The band have always been a formidable live entity, especially in a festival setting, and tonight, when they get it right, it continues to work brilliantly. The band’s dexterity is typified half way through tonight’s show, when a cutting from Kele’s solo hit ‘Tenderoni’ introduces a pounding ‘Song For Clay (Disappear Here)’, which then blends effortlessly into fan favourite ‘Banquet’. Elsewhere, ‘This Modern Love’, ‘Sunday’ and the pretty new ‘The Healing’ prove how great the band can sound when they pay close attention to their melodies, whilst Kele’s ‘We Found Love’ ode to Rihanna at the beginning of ‘Flux’ is a cute little crowd pleaser.

With Tong’s wall of enthusiastic drumming often overshadowing Lissack’s largely clever guitar work, fans are occasionally left wondering what it was that used to set this band apart from their numerous clones.

Elsewhere, the music is slightly over-aggressive, basic and adheres to a disappointingly simple objective: to play fast paced indie rock in order to get the chilly Glaswegian crowd a bit angry.
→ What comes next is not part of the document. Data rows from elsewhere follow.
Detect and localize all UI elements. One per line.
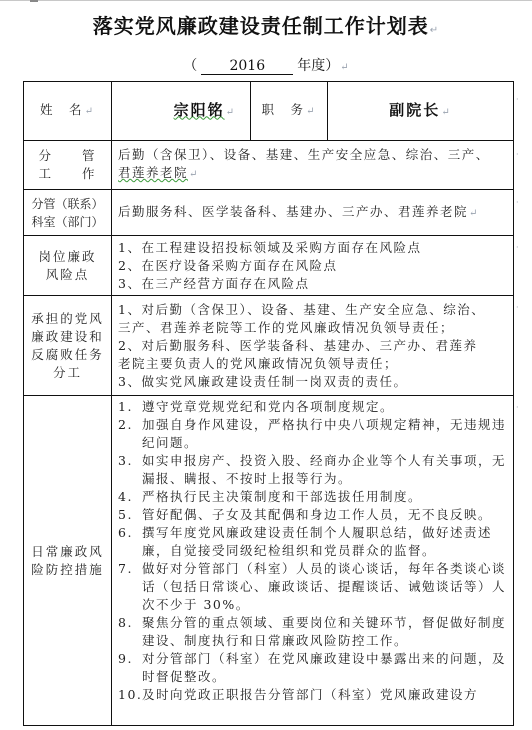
content-line: 3、在三产经营方面存在风险点 — [118, 275, 507, 293]
row-end-mark-icon: · — [516, 95, 519, 104]
label-line: 分 管 — [30, 147, 105, 165]
list-item: 4.严格执行民主决策制度和干部选拔任用制度。 — [118, 488, 507, 506]
list-item: 6.撰写年度党风廉政建设责任制个人履职总结，做好述责述廉，自觉接受同级纪检组织和… — [118, 524, 507, 560]
content-line: 2、在医疗设备采购方面存在风险点 — [118, 257, 507, 275]
row-end-mark-icon: · — [516, 403, 519, 412]
content-line: 后勤服务科、医学装备科、基建办、三产办、君莲养老院 — [118, 204, 468, 219]
page-top-border — [0, 0, 532, 1]
paragraph-mark-icon: ↵ — [189, 169, 199, 180]
content-line: 老院主要负责人的党风廉政情况负领导责任； — [118, 355, 507, 373]
label-line: 科室（部门） — [26, 213, 109, 231]
departments-content-cell[interactable]: 后勤服务科、医学装备科、基建办、三产办、君莲养老院↵ — [112, 190, 514, 236]
label-line: 分工 — [30, 364, 105, 382]
name-label: 姓 名 — [40, 102, 84, 117]
label-line: 日常廉政风 — [30, 543, 105, 561]
title-text: 落实党风廉政建设责任制工作计划表 — [93, 14, 429, 38]
label-line: 险防控措施 — [30, 561, 105, 579]
list-item: 10.及时向党政正职报告分管部门（科室）党风廉政建设方 — [118, 686, 507, 704]
risk-controls-label-cell: 日常廉政风 险防控措施 — [24, 396, 112, 726]
content-line: 三产、君莲养老院等工作的党风廉政情况负领导责任； — [118, 319, 507, 337]
list-item: 9.对分管部门（科室）在党风廉政建设中暴露出来的问题，及时督促整改。 — [118, 650, 507, 686]
paragraph-mark-icon: ↵ — [469, 208, 479, 219]
year-field[interactable]: 2016 — [201, 58, 293, 75]
position-label-cell: 职 务↵ — [251, 82, 328, 141]
content-line: 君莲养老院 — [118, 165, 188, 180]
table-row-task-division: 承担的党风 廉政建设和 反腐败任务 分工 1、对后勤（含保卫）、设备、基建、生产… — [24, 296, 514, 396]
document-subtitle: （2016年度）↵ — [0, 55, 532, 75]
position-value-cell[interactable]: 副院长↵ — [328, 82, 514, 141]
label-line: 承担的党风 — [30, 310, 105, 328]
list-item: 8.聚焦分管的重点领域、重要岗位和关键环节，督促做好制度建设、制度执行和日常廉政… — [118, 614, 507, 650]
departments-label-cell: 分管（联系） 科室（部门） — [24, 190, 112, 236]
paragraph-mark-icon: ↵ — [85, 106, 95, 117]
list-item: 3.如实申报房产、投资入股、经商办企业等个人有关事项，无漏报、瞒报、不按时上报等… — [118, 452, 507, 488]
name-value-cell[interactable]: 宗阳铭↵ — [112, 82, 251, 141]
subtitle-close: 年度） — [297, 58, 339, 74]
content-line: 1、在工程建设招投标领域及采购方面存在风险点 — [118, 239, 507, 257]
risk-controls-content-cell[interactable]: 1.遵守党章党规党纪和党内各项制度规定。 2.加强自身作风建设，严格执行中央八项… — [112, 396, 514, 726]
paragraph-mark-icon: ↵ — [306, 106, 316, 117]
document-title: 落实党风廉政建设责任制工作计划表↵ — [0, 10, 532, 39]
table-row-risk-points: 岗位廉政 风险点 1、在工程建设招投标领域及采购方面存在风险点 2、在医疗设备采… — [24, 236, 514, 296]
list-item: 7.做好对分管部门（科室）人员的谈心谈话，每年各类谈心谈话（包括日常谈心、廉政谈… — [118, 560, 507, 614]
task-division-label-cell: 承担的党风 廉政建设和 反腐败任务 分工 — [24, 296, 112, 396]
table-row-responsibilities: 分 管 工 作 后勤（含保卫）、设备、基建、生产安全应急、综治、三产、 君莲养老… — [24, 141, 514, 190]
list-item: 5.管好配偶、子女及其配偶和身边工作人员，无不良反映。 — [118, 506, 507, 524]
label-line: 工 作 — [30, 165, 105, 183]
row-end-mark-icon: · — [516, 243, 519, 252]
label-line: 岗位廉政 — [30, 248, 105, 266]
content-line: 后勤（含保卫）、设备、基建、生产安全应急、综治、三产、 — [118, 146, 507, 164]
table-row-risk-controls: 日常廉政风 险防控措施 1.遵守党章党规党纪和党内各项制度规定。 2.加强自身作… — [24, 396, 514, 726]
paragraph-mark-icon: ↵ — [226, 107, 236, 118]
risk-controls-list: 1.遵守党章党规党纪和党内各项制度规定。 2.加强自身作风建设，严格执行中央八项… — [118, 398, 507, 704]
name-label-cell: 姓 名↵ — [24, 82, 112, 141]
row-end-mark-icon: · — [516, 198, 519, 207]
label-line: 风险点 — [30, 266, 105, 284]
ruler-marker — [30, 0, 38, 2]
task-division-content-cell[interactable]: 1、对后勤（含保卫）、设备、基建、生产安全应急、综治、 三产、君莲养老院等工作的… — [112, 296, 514, 396]
list-item: 1.遵守党章党规党纪和党内各项制度规定。 — [118, 398, 507, 416]
responsibilities-label-cell: 分 管 工 作 — [24, 141, 112, 190]
content-line: 2、对后勤服务科、医学装备科、基建办、三产办、君莲养 — [118, 337, 507, 355]
responsibilities-content-cell[interactable]: 后勤（含保卫）、设备、基建、生产安全应急、综治、三产、 君莲养老院↵ — [112, 141, 514, 190]
paragraph-mark-icon: ↵ — [340, 62, 348, 73]
plan-table: 姓 名↵ 宗阳铭↵ 职 务↵ 副院长↵ 分 管 工 作 后勤（含保卫）、设备、基… — [23, 81, 514, 726]
row-end-mark-icon: · — [516, 303, 519, 312]
label-line: 廉政建设和 — [30, 328, 105, 346]
name-value: 宗阳铭 — [174, 101, 225, 119]
risk-points-label-cell: 岗位廉政 风险点 — [24, 236, 112, 296]
paragraph-mark-icon: ↵ — [441, 107, 451, 118]
label-line: 分管（联系） — [26, 195, 109, 213]
content-line: 1、对后勤（含保卫）、设备、基建、生产安全应急、综治、 — [118, 301, 507, 319]
paragraph-mark-icon: ↵ — [430, 25, 439, 36]
table-row-header: 姓 名↵ 宗阳铭↵ 职 务↵ 副院长↵ — [24, 82, 514, 141]
row-end-mark-icon: · — [516, 150, 519, 159]
table-row-departments: 分管（联系） 科室（部门） 后勤服务科、医学装备科、基建办、三产办、君莲养老院↵ — [24, 190, 514, 236]
content-line: 3、做实党风廉政建设责任制一岗双责的责任。 — [118, 373, 507, 391]
list-item: 2.加强自身作风建设，严格执行中央八项规定精神，无违规违纪问题。 — [118, 416, 507, 452]
risk-points-content-cell[interactable]: 1、在工程建设招投标领域及采购方面存在风险点 2、在医疗设备采购方面存在风险点 … — [112, 236, 514, 296]
position-label: 职 务 — [262, 102, 306, 117]
subtitle-open: （ — [183, 58, 197, 74]
label-line: 反腐败任务 — [30, 346, 105, 364]
position-value: 副院长 — [389, 101, 440, 119]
The results are hit and miss. The band get it bang on with the thrilling, screeching ‘Ares’ but rather wrong with the likes of ‘We Are Not Good People’ and ‘Coliseum’, which are pretty frustrating and particularly unsubtle attempts to rile up some teenagers. With Tong’s wall of enthusiastic drumming often overshadowing Lissack’s largely clever guitar work, fans are occasionally left wondering what it was that used to set this band apart from their numerous clones.

Kele, who at one point tries out the empty “Where all the girls at? Where all the boys at?” routine, is occasionally guilty of rather over-egging the band’s laddish appeal. The crowd respond accordingly, and the guitar notes in ‘Flux’ are sung along to football chant-style, whilst those odious “Here we fucking go” shouts slightly undermine those enticing opening notes to the brilliant ‘Helicopter’, which closes tonight’s gig.

Bloc Party’s attempt to make a big impact with their return is often slightly over-boisterous, and such beery attitudes come close to damaging the show. Ultimately, though, the quality of some of the music that defined their genre shines through. They remain a major player.